Un chef qui valorise l’entraide et le bien-être de ses équipes
Si le chemin de Mory Sacko vers le succès ne fait sans doute que commencer – le chef est aux commandes du Lafayette’s, dans le 8e arrondissement, et il a ouvert un comptoir de street food et poulet frit, MoSugo, à deux pas de son restaurant étoilé du XIVe, ainsi qu’aux Galeries Lafayette Le Gourmet, dans le IXe -, ce n’est pas seulement parce que son sens des affaires et de la communication accompagne idéalement une cuisine à la fois singulière et accessible. Son histoire est aussi celle d’un don, un palais capable d’assembler, trier et imaginer, au-delà des règles.

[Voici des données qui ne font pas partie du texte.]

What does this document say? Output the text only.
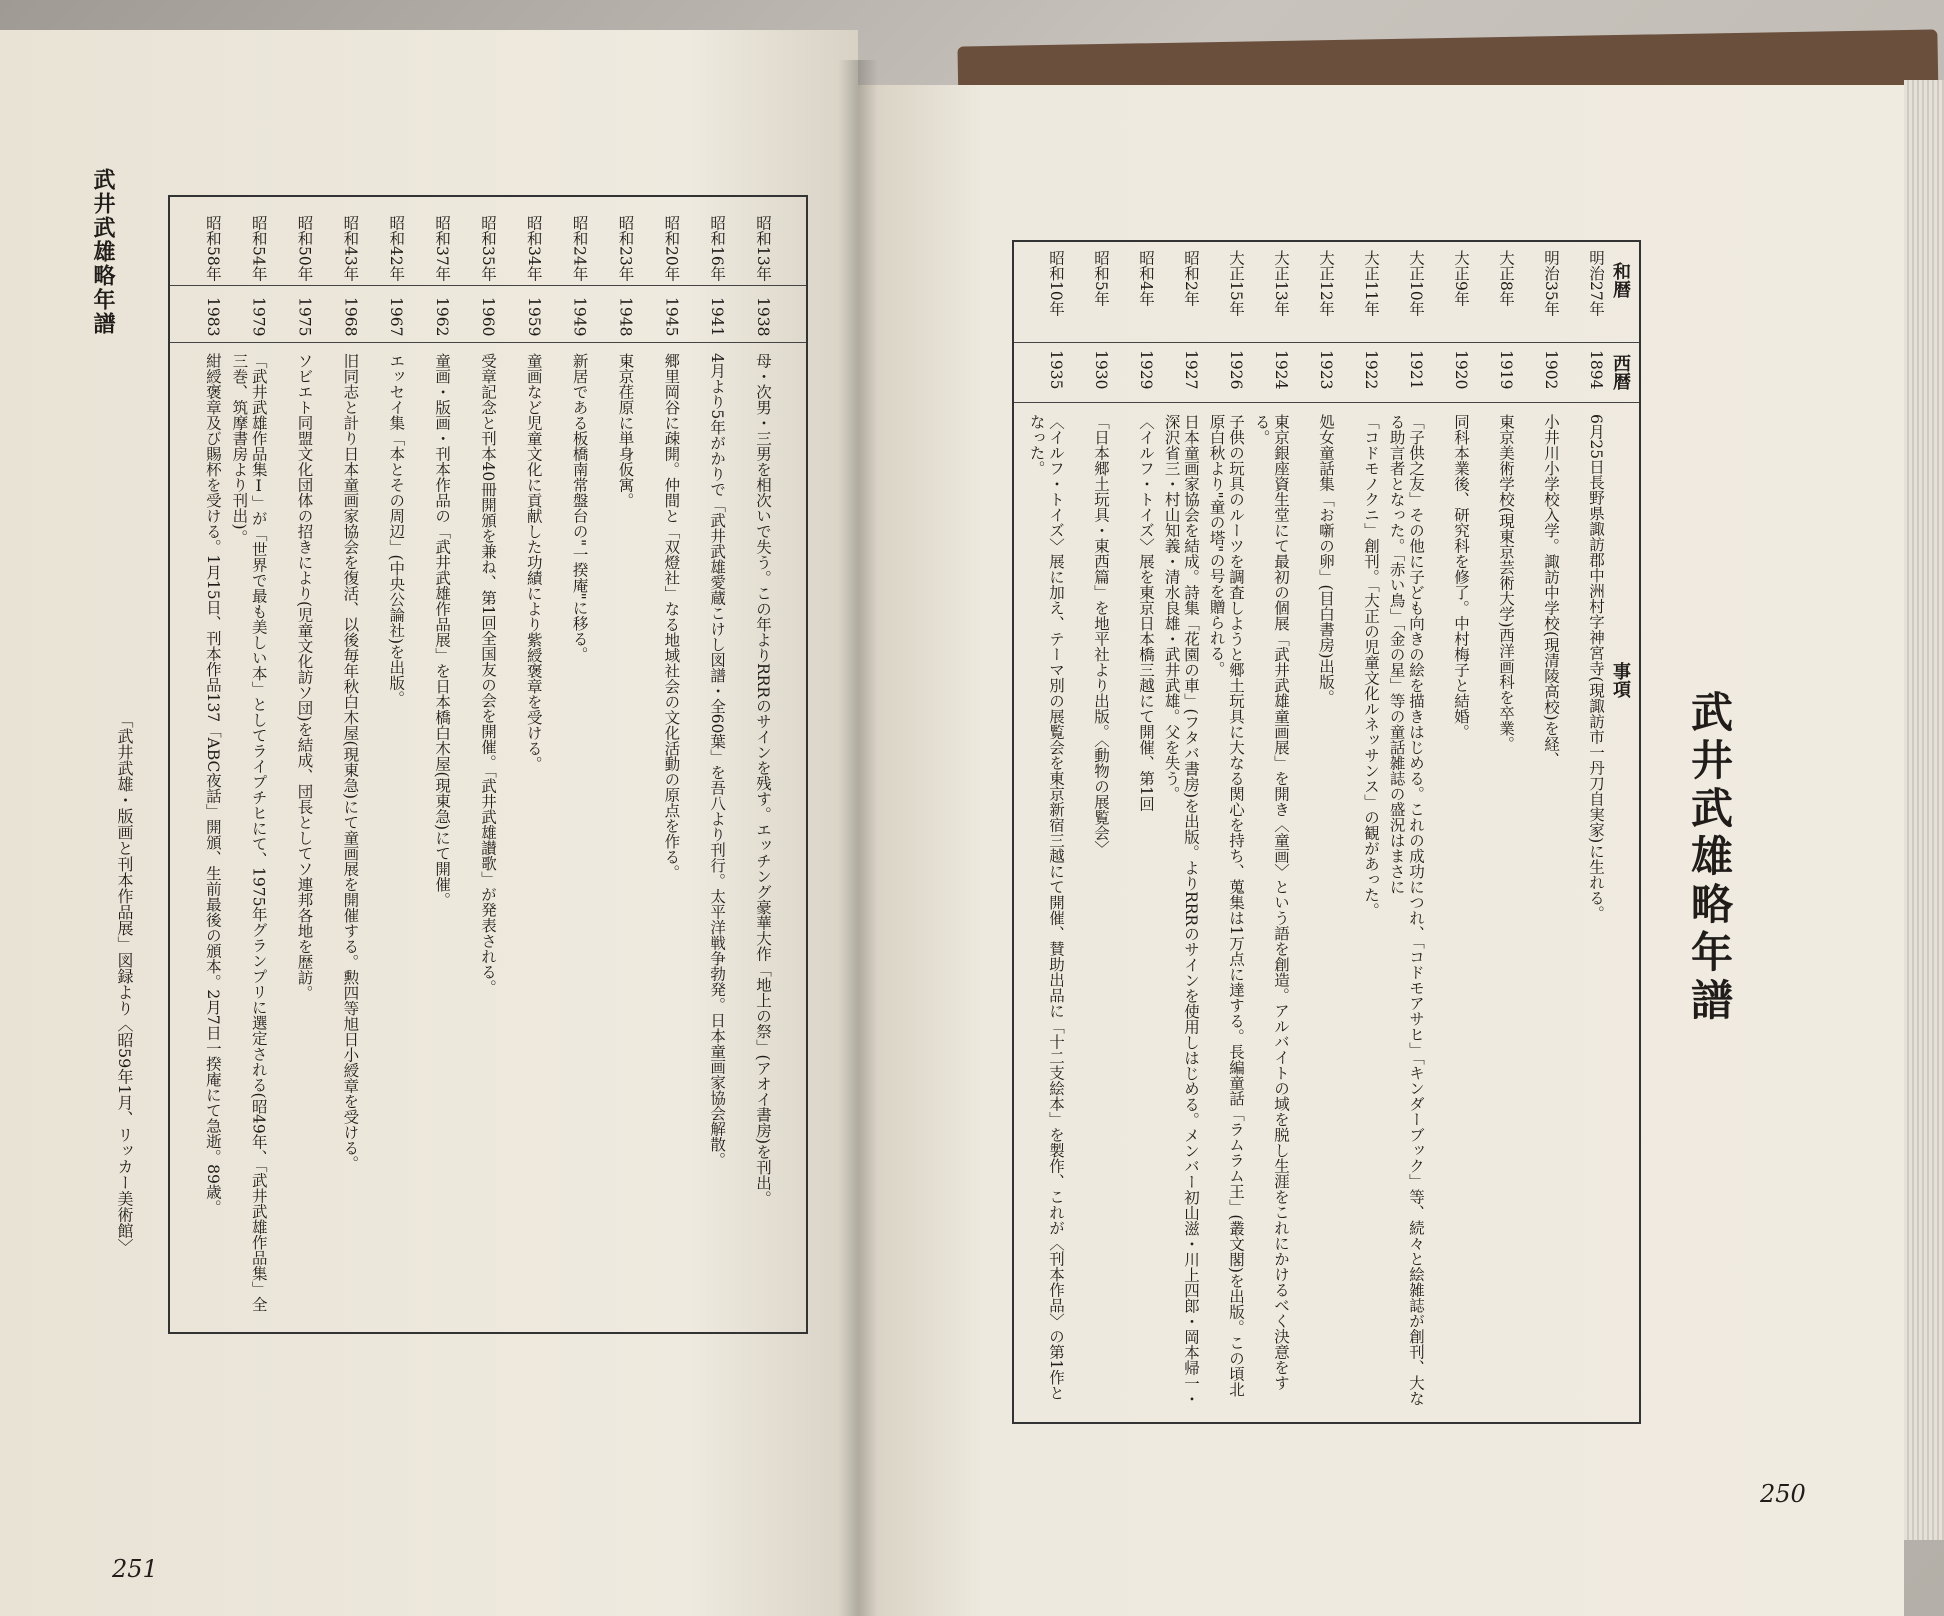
武井武雄略年譜
251
昭和13年
1938
母・次男・三男を相次いで失う。この年よりRRRのサインを残す。エッチング豪華大作「地上の祭」(アオイ書房)を刊出。
昭和16年
1941
4月より5年がかりで「武井武雄愛蔵こけし図譜・全60葉」を吾八より刊行。太平洋戦争勃発。日本童画家協会解散。
昭和20年
1945
郷里岡谷に疎開。仲間と「双燈社」なる地域社会の文化活動の原点を作る。
昭和23年
1948
東京荏原に単身仮寓。
昭和24年
1949
新居である板橋南常盤台の"一揆庵"に移る。
昭和34年
1959
童画など児童文化に貢献した功績により紫綬褒章を受ける。
昭和35年
1960
受章記念と刊本40冊開頒を兼ね、第1回全国友の会を開催。「武井武雄讃歌」が発表される。
昭和37年
1962
童画・版画・刊本作品の「武井武雄作品展」を日本橋白木屋(現東急)にて開催。
昭和42年
1967
エッセイ集「本とその周辺」(中央公論社)を出版。
昭和43年
1968
旧同志と計り日本童画家協会を復活、以後毎年秋白木屋(現東急)にて童画展を開催する。勲四等旭日小綬章を受ける。
昭和50年
1975
ソビエト同盟文化団体の招きにより(児童文化訪ソ団)を結成、団長としてソ連邦各地を歴訪。
昭和54年
1979
「武井武雄作品集Ⅰ」が「世界で最も美しい本」としてライプチヒにて、1975年グランプリに選定される(昭49年、「武井武雄作品集」全三巻、筑摩書房より刊出)。
昭和58年
1983
紺綬褒章及び賜杯を受ける。1月15日、刊本作品137「ABC夜話」開頒、生前最後の頒本。2月7日一揆庵にて急逝。89歳。
「武井武雄・版画と刊本作品展」図録より〈昭59年1月、リッカー美術館〉	武井武雄略年譜
250
和暦
西暦
事項
明治27年
1894
6月25日長野県諏訪郡中洲村字神宮寺(現諏訪市一丹刀自実家)に生れる。
明治35年
1902
小井川小学校入学。諏訪中学校(現清陵高校)を経、
大正8年
1919
東京美術学校(現東京芸術大学)西洋画科を卒業。
大正9年
1920
同科本業後、研究科を修了。中村梅子と結婚。
大正10年
1921
「子供之友」その他に子ども向きの絵を描きはじめる。これの成功につれ、「コドモアサヒ」「キンダーブック」等、続々と絵雑誌が創刊、大なる助言者となった。「赤い鳥」「金の星」等の童話雑誌の盛況はまさに
大正11年
1922
「コドモノクニ」創刊。「大正の児童文化ルネッサンス」の観があった。
大正12年
1923
処女童話集「お噺の卵」(目白書房)出版。
大正13年
1924
東京銀座資生堂にて最初の個展「武井武雄童画展」を開き〈童画〉という語を創造。アルバイトの域を脱し生涯をこれにかけるべく決意をする。
大正15年
1926
子供の玩具のルーツを調査しようと郷土玩具に大なる関心を持ち、蒐集は1万点に達する。長編童話「ラムラム王」(叢文閣)を出版。この頃北原白秋より"童の塔"の号を贈られる。
昭和2年
1927
日本童画家協会を結成。詩集「花園の車」(フタバ書房)を出版。よりRRRのサインを使用しはじめる。メンバー初山滋・川上四郎・岡本帰一・深沢省三・村山知義・清水良雄・武井武雄。父を失う。
昭和4年
1929
〈イルフ・トイズ〉展を東京日本橋三越にて開催、第1回
昭和5年
1930
「日本郷土玩具・東西篇」を地平社より出版。〈動物の展覧会〉
昭和10年
1935
〈イルフ・トイズ〉展に加え、テーマ別の展覧会を東京新宿三越にて開催、賛助出品に「十二支絵本」を製作、これが〈刊本作品〉の第1作となった。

Quand un plat naît chez MoSuke, rien n’est écrit, dans tous les sens du terme. “Ma référence, c’est mon palais, l’outil le plus fiable dont dispose un cuisinier. Au restaurant, nous utilisons très peu de fiches de recettes. Je veux que mes collaborateurs goûtent. Quand j’ai mémorisé un goût, je sais ce que je cherche, alors que si j’applique la même recette à chaque service, selon les propriétés de l’ingrédient du jour, elle changera de profil : un citron n’a pas toujours la même saveur. Parfois, je dois ‘twister’ une recette pour que le goût corresponde à celui que j’ai en tête. Je préfère travailler comme ça, sans béquilles.”
La démonstration est limpide. Elle laisse imaginer une façon de travailler portée vers la collaboration, éloignée des manières militaires dont souffre encore la gastronomie frenchie, avec ses brigades pour aller au service comme à la guerre, ses horaires impossibles. Jeune papa, Mory Sacko a d’ailleurs décidé de fermer son établissement étoilé le week-end, afin que lui et ses employés profitent d’une vie amicale, amoureuse ou familiale plus épanouie.
“En cuisine, les drogues, l’alcool et compagnie, ça ne passe plus… le premier que je vois sous influence, je le renvoie chez lui.”
Mory Sacko
Le sujet du bien-être vient dans la conversation quand on demande au chef s’il apprécie The Bear, l’une des séries américaines les plus respectées du moment, qui décrit le quotidien agité d’un restaurant de Chicago en quête d’étoiles.
“Ce qui est montré, ce n’est pas le restaurant sain, explique-t-il. Si tu voulais tourner un The Bear bis chez MoSuke, tu serais bien déçu. Ça, c’était l’image du métier il y a dix ans, mais les choses évoluent. Les drogues, l’alcool et compagnie, ça ne passe pas, même si cela existe encore. Le premier que je vois sous influence, je le renvoie chez lui. Je pense que les chefs actuels sont plus posés, pour eux l’agitation n’est pas forcément une vertu. Le calme et la concentration sont nos meilleurs atouts : le feu doit être à l’intérieur de ta tête.”
MoSuke, 11 rue Raymond Losserand, Paris 14e. MoSugo, Paris 14e Losserand, Paris 9e Opera et Paris 2e Sentier.